As El Khobar, Paul delivers a message to Yousseff, offering to trade Tarbouch for the captured Riffs. Fontaine, who is with Yousseff, chases the rebel, but when he reaches Père Fan Fan, he finds only Paul, playing the piano. Made suspicious by the dust on Paul's boots, Fontaine questions him closely, but Paul has a ready explanation. Later, Johnny discovers that an ambush is planned and tells Margot, who informs Johnny as to Paul's secret identity and explains that he is meeting with Riff chieftains to draft a peace plan that he will take directly to Paris. Johnny hurries into the desert to warn Paul, but the attack has already started when he arrives, and so he instead gives Paul his horse so that he can escape. Johnny is then captured by the French, who think that he is El Khobar.

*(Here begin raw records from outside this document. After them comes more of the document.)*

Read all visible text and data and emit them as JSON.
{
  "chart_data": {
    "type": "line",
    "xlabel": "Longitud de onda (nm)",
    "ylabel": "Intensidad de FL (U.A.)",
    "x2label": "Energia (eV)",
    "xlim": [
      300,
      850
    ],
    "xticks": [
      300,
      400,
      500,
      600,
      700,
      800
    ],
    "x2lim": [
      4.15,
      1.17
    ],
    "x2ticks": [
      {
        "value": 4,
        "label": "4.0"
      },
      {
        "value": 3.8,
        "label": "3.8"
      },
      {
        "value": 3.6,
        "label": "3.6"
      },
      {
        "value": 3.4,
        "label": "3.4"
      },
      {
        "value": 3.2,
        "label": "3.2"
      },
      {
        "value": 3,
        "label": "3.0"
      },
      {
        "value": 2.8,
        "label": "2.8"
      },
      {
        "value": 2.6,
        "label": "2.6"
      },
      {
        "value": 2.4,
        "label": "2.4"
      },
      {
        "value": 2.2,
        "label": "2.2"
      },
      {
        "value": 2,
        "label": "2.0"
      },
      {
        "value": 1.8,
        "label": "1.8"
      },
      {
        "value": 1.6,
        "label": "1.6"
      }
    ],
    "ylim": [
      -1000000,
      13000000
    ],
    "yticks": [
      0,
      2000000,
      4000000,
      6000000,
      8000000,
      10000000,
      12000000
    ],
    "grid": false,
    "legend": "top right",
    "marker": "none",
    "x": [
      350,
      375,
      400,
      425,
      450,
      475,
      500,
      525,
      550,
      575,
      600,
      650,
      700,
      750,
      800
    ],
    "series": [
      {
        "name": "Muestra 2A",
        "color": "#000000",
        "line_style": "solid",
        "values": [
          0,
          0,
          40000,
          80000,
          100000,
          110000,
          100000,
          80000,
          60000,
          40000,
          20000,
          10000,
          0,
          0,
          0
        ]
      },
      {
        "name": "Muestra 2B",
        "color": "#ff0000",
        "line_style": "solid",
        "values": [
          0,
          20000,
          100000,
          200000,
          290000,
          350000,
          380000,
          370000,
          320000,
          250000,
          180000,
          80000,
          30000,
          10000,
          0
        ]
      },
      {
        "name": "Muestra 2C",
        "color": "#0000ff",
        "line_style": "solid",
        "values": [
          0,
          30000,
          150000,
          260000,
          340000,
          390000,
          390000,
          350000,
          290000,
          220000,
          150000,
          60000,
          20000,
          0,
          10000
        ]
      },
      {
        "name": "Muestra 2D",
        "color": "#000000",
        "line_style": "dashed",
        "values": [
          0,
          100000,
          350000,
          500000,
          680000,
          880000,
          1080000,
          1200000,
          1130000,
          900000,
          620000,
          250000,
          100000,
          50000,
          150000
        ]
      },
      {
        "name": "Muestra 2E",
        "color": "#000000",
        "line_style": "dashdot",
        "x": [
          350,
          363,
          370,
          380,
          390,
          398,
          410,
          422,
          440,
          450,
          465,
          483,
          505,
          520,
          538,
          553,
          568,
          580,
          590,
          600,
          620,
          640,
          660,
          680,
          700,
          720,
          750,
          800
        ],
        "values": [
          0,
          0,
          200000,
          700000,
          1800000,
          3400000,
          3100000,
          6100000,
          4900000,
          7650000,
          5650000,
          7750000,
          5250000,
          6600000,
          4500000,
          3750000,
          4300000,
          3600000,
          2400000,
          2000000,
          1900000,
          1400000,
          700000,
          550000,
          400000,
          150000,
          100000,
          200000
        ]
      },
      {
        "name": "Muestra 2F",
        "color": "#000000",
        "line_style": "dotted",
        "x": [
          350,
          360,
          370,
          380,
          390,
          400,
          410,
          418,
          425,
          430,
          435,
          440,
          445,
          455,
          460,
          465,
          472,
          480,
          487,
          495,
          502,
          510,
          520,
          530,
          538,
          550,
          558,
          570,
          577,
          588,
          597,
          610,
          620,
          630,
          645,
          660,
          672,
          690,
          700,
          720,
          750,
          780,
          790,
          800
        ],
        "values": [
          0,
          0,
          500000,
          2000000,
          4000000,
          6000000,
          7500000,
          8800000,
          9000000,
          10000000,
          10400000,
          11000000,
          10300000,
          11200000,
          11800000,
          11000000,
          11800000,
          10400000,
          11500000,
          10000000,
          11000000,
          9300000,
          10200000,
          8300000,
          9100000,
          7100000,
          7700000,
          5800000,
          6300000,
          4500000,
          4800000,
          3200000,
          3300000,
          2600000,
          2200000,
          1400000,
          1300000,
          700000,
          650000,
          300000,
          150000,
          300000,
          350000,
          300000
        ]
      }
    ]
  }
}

That night Fontaine tells Margot that he has captured El Khobar and proposes to her. In rejecting his proposal, Margot accidentally reveals the rebel's real identity. When Paul comes to say goodbye, Fontaine plans to arrest him until he learns that the railroad is being built with German, not French money. Fontaine then joins Paul in capturing Yousseff and promises that the Riffs will be treated fairly. Paul then rejoins his men in hiding where, over the radio, they hear that France has taken over the railroad and all rights have been granted to the Riffs. Reunited with Paul, Margot joins the celebration.

==Cast==
- Dennis Morgan (tenor) as Paul Hudson / El Khobar
- Irene Manning (soprano) as Margot Bendits
- Bruce Cabot as Col. Fontaine
- Lynne Overman as Johnny Walsh
- Gene Lockhart as Pere FanFan
- Faye Emerson as Hajy
- Victor Francen as Caid Yousseff
- Curt Bois as François
- Jack La Rue as Lt. Bertin
- Marcel Dalio as Tarbouch
- Cee Pee Johnson as Drummer in Moroccan cafe sequence (uncredited)

==Music==

Paul is a piano player and singer, while Margot is a stage performer.

1. Overture
2. Song (title unknown) - Moroccan men
3. Music - Paul (no words sung)
4. French song and dance - singers/dancers
5. Gay Parisienne - Margot, chorus
6. Romance (part of the song only) - Margot
7. * Azuri's Dance - Azuri, dancers (dance is accompanied by drums only)
8. One Alone - Paul, Margot
9. The Desert Song - Paul, Margot
10. Long Live the Night - Paul
11. One Flower Grows Alone in Your Garden (music only)
12. French Military Marching Song - Margot, singers/dancers
13. The Riff Song - Paul, chorus

==Box office==
The film earned $2,561,000 domestically and $2,034,000 foreign.